Time-related roles of excitatory amino acid receptors during persistent noxiously evoked responses of rat dorsal horn neurones.

The responses of convergent dorsal horn neurones to peripheral injection of formalin (5% formaldehyde, 50 microliters volume) were recorded extracellularly in the halothane anaesthetized rat. The control response of dorsal horn neurones to formalin was biphasic, with a first phase from 0-10 min and the second inflammatory phase from 10-60 min. Pre-administered intrathecal CNQX (5, 50 and 500 micrograms), 5 min before formalin injection, significantly reduced both the first phase (40 +/- 22, 52 +/- 20 and 40 +/- 28% inhibition, respectively, P < 0.05) and the second phase of the formalin response (40 +/- 20% inhibition, P < 0.05, 93 +/- 4% inhibition, P < 0.0001 and 65 +/- 17% inhibition, P < 0.05, respectively).

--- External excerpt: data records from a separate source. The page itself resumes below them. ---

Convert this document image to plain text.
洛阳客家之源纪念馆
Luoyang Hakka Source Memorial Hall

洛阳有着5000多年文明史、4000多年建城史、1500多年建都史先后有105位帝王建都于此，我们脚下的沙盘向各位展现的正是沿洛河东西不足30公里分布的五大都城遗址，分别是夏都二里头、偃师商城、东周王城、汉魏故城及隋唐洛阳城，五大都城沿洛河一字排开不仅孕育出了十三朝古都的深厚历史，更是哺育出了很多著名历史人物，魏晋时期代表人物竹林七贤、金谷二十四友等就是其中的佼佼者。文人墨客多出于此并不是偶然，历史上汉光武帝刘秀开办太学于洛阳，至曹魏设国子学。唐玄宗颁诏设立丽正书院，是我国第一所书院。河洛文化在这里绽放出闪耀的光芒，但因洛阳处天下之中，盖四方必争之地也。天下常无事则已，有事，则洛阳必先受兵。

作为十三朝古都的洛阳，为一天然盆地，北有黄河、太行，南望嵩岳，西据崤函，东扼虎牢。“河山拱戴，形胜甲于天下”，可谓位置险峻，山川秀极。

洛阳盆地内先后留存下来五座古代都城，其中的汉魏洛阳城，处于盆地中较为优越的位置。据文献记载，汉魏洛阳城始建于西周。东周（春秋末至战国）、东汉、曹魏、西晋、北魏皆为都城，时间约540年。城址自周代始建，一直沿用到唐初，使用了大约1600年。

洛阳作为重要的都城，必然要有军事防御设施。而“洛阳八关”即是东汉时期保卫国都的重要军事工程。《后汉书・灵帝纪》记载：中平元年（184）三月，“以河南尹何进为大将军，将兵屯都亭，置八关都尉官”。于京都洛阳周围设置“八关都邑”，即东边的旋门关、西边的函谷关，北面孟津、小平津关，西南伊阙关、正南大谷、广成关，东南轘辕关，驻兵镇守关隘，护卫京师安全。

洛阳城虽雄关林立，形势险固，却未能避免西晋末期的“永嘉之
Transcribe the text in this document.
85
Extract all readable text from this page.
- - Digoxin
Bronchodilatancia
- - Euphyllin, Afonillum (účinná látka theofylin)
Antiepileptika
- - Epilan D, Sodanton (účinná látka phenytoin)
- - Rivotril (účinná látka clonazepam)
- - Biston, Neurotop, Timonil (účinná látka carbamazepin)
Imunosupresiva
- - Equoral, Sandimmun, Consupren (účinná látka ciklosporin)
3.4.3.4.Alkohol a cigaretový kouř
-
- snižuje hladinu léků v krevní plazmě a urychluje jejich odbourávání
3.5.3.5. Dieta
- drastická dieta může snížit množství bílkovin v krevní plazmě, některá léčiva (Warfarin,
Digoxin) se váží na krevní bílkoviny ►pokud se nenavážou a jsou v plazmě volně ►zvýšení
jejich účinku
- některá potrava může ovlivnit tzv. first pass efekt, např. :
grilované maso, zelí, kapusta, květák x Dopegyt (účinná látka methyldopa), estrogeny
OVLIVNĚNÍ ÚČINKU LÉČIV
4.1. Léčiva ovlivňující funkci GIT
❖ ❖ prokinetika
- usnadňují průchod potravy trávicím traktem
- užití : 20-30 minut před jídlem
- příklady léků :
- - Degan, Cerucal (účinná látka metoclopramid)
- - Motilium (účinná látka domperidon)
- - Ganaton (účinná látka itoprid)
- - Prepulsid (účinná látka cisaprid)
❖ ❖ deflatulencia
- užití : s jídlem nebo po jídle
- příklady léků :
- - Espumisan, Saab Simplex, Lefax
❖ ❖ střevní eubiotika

Post-administered CNQX, administered 5 min after the peripheral injection of formalin, was less efficacious, as compared to pre-administered CNQX, at reducing the second phase of the formalin response. The lowest dose of post-administered CNQX (5 micrograms) facilitated the second phase of the response (47 +/- 19% facilitation, P < 0.05), and the higher dose (50 micrograms) produced smaller inhibitions of the response (42 +/- 10% inhibition, P < 0.05) than those observed with pre-administration of the same dose. However, the highest dose of CNQX (500 micrograms) studied produced similar inhibitions of the second phase of the formalin response, irrespective of the timing of administration. Intrathecal administration of 7-chlorokynurenate (7CK, 0.25-2.5 micrograms), a functional antagonist at the glycine site of the NMDA receptor, did not alter the first phase of the formalin response. The second phase of the formalin response was significantly inhibited, and to a similar extent, by both pre- and post-administration of 2.5 micrograms of 7CK (67 +/- 10% and 56 +/- 7% inhibition respectively, P < 0.05 for both). Overall, our results clearly demonstrate differential time-related roles of different transmitter systems in the induction and maintenance of inflammatory evoked persistent pain responses, and such events may become increasingly relevant to the control of pain in the clinic.